Some Young Afghans Turn To Writing Erotic Poetry To Get Through The Lockdown

In the land of the Taliban? Yes — Afghanistan is historically part of the Persianate world (Dari, the official language, is a Persian dialect), and metaphor-filled erotic poetry has a thousand-year history in Persian literature. Hundreds of young writers have lately been posting their amorous verse on social media, and while there has certainly been backlash, there’s no censorship by the Afghan government. – The Guardian

Write About Sex? Garth Greenwell Wonders ‘Why One Would Write About Anything Else’

“Sex is an experience of intense vulnerability, and it is also where we are at our most performative, and so it’s at once as near to and as far from authenticity as we come. … Sex is a uniquely useful tool for a writer, a powerful means not just of revealing character or exploring relationships, but of asking the largest questions about human beings.” – The Guardian

This Author Published A History Of Two Millennia Of Restaurants Just As Every Restaurant Shut Down

What does he think will happen now? “Nothing will go back to how it was and the new normal will reflect some aspects of lockdown life. More people will work from home, more people will cook at home, more restaurants will deliver food and more producers will have a closer access to consumers. These are morsels of good fortune that we should cling to.” – LitHub

Novelist Jenny Odell Wrote About Nature And Art, And Suddenly Her Book Seems Even More Relevant

Odell’s simply considering things, not worried about producing art during the lockdown. “I have been thinking about that redirecting of attention. Our grocery store has the usual spaced-out lines with markings on the ground, and as you stand in line you just find yourself standing near this weird part of the building that you would never stand near. So now you have all this time to contemplate this wall. That seemed like a visual metaphor for everything else. The thing has always been here; now you’re like standing in a very weird relation to it and you’re looking at it.” – Vox

Will French Bookselling Also Change Due To Covid-19?

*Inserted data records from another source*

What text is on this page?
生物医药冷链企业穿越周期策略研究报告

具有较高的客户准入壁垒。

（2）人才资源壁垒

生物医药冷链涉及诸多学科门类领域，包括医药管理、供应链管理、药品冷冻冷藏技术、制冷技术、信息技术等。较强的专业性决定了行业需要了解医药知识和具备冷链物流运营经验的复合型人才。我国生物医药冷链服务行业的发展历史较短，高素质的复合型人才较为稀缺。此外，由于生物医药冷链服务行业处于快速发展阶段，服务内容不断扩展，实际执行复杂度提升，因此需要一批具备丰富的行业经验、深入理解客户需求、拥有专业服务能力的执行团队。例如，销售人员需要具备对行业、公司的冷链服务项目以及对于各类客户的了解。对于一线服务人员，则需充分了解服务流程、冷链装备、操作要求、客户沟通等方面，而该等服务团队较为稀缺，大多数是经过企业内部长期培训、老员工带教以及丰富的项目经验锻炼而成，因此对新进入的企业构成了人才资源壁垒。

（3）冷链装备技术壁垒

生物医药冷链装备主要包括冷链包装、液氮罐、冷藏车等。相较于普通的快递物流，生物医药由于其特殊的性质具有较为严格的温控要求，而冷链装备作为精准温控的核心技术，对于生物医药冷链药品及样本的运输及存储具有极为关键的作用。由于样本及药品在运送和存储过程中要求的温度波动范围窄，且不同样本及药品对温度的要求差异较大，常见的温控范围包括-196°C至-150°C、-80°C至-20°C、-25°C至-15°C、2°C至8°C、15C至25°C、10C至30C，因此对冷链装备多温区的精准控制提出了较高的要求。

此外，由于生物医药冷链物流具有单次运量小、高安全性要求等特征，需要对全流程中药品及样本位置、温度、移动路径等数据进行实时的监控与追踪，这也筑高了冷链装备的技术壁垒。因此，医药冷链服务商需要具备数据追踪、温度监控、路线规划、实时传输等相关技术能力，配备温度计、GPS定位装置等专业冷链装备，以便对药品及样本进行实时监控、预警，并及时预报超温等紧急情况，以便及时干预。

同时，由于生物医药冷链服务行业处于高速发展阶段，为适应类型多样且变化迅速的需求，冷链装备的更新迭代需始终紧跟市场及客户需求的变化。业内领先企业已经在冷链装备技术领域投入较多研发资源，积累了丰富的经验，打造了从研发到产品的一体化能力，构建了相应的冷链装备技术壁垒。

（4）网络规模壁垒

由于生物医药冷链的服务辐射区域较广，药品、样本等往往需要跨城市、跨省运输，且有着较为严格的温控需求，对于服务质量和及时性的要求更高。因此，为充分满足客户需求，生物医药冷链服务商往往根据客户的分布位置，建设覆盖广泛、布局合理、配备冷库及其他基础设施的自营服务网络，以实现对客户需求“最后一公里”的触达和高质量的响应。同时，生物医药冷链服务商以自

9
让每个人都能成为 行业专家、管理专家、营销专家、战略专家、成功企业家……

French publishing, and its associated literary prizes like the (now somewhat disgraced) Goncourt, has long crowded the fall with a flood of titles (which has, in normal years, made the spring frantic for publishers getting the word out). But can that continue? One agent: “Why must so many prizes be awarded at the same time of the year? What logic is behind this? With a more balanced spread of editorial production, the chances of a larger number of books would be increased.” – Le Monde

Bookstores And Publishers Are Going Through Hell, But The Lockdown Might Drag Some Into The 21st Century

Will publishers finally use their data to sell books themselves instead of relying on the fragile chain that is Amazon? Will indies survive? Will they survive if they combine forces? It’s all a mess, but: “This time of seclusion has put the book centre stage once again; it has not seemed so alive, or so vital, in many years.” – The Observer (UK)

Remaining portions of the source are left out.